I am making progress. One month ago, a certain someone told me, “I really would like us to be friends, Thomas, but I get the feeling you don’t share my sentiments.” One month later, we’re sharing a Netflix account. A close friend circle is in the making.

High Five

I attended a pre-dental meeting today and the topic was the dental school interview. Our guest speaker is a member of the interview committee at UTHSCSA, and he made sure of reminding us to invest in a manicure prior to our interview (if we are so lucky as to receive one), and a pedicure as well just to complete the package. He emphasized how patients want smooth, clean hands probing their oral cavity, and anything less would be disrespectful. Understanding the importance of presentation, I made sure to present my own set of hands to the man after the meeting, and he worried for me. Since the summer until now I’ve been picking up on a heavier load of manual labor and it’s shown in the form of hardened calluses, scratched nails, peeled skin, and faded palms. Lotion hasn’t helped as much as it has helped the rest of my body (San Antonio is scarily dry compared to Houston. Humidity has its benefits) and so I told him the details and he recommended I try my best to achieve as soft hands as possible.

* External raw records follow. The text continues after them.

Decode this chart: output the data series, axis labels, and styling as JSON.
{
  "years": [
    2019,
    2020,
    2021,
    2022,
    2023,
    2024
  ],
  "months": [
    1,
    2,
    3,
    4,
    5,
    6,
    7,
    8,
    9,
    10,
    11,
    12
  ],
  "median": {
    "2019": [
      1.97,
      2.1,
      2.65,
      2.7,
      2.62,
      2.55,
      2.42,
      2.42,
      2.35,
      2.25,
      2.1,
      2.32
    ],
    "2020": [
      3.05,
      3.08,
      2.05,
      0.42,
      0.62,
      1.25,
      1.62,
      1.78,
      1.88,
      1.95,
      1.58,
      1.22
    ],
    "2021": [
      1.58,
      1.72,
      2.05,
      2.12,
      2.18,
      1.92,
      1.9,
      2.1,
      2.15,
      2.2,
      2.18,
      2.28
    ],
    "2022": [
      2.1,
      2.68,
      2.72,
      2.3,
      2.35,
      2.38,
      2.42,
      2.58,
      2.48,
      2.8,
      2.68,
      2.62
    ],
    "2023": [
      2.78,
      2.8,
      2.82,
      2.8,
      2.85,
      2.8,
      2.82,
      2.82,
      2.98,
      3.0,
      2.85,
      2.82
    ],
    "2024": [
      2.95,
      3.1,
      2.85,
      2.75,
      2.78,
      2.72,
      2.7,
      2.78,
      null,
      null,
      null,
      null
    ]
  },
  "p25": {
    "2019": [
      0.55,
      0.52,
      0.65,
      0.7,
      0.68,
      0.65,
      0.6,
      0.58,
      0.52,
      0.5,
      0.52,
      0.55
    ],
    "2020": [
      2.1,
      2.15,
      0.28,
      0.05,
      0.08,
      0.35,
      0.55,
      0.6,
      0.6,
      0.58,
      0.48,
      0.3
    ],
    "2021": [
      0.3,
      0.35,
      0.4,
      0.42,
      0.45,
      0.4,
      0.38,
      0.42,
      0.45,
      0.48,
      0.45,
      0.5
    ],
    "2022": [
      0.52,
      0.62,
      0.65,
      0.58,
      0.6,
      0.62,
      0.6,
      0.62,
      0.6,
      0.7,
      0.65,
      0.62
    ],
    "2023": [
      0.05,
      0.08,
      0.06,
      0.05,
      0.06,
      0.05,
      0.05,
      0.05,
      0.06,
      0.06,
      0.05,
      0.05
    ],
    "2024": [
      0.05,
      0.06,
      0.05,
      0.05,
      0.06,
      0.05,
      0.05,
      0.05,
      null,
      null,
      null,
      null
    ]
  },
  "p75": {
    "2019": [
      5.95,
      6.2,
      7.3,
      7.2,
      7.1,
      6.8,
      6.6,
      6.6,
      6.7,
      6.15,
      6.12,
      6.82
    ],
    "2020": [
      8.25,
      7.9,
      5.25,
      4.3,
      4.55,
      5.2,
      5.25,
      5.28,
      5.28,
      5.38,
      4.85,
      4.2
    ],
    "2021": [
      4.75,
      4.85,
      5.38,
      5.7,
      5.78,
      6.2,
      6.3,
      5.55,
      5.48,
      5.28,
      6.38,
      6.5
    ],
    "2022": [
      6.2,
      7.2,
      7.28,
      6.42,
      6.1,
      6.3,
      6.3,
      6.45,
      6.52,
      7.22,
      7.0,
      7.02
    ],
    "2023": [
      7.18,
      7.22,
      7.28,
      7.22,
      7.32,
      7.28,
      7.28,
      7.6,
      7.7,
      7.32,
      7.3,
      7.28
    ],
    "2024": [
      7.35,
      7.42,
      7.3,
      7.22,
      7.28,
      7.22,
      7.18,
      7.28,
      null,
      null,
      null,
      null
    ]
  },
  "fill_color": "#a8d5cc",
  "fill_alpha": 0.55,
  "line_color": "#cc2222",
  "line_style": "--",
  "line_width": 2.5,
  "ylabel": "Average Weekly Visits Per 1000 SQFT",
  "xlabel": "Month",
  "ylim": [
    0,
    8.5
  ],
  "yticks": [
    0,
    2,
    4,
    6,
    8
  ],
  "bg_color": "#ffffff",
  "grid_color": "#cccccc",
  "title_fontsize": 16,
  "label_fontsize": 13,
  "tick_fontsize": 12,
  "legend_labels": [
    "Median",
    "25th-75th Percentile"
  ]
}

I’ve always wondered what women find more attractive: rough or soft hands. Honestly, I like my rough hands.

In high school, any guy possessing such softness would be fawned over for a solid ten minutes while every girl in the class would be sure to firmly press their bodies hands against the elastic smoothness of his perfectly preserved palms.

I fail to remember a time where my hands were ever of that consistency. Prior to living in Texas, I lived in Syracuse, New York and maintained a sizable garden with my father for most of my childhood. Gloves were necessary but often a hindrance and yard work developed into a weekly activity, taking up most of my Saturday afternoons. I never had a passion for gardening itself, just a satisfaction that arose from almost mindless manual labor and the active use of my hands to make a finished product. My home in Texas did not have a garden that required substantial effort to maintain, and the increased time I began spending on school allowed my hands to rest. I really didn’t do much work with them at all. They became softer, and nearly lost all traces of past efforts.

That last paragraph just oozes of ego. But still, rough hands are sexy. Such a surefire sign of a working man is something I’d put in a Top 5 list, along with sharp cheekbones, a solid jawline, a monotonous voice, and thick eyebrows.

Music review is still a piece of work. I’m deciding on a format that I can use consistently.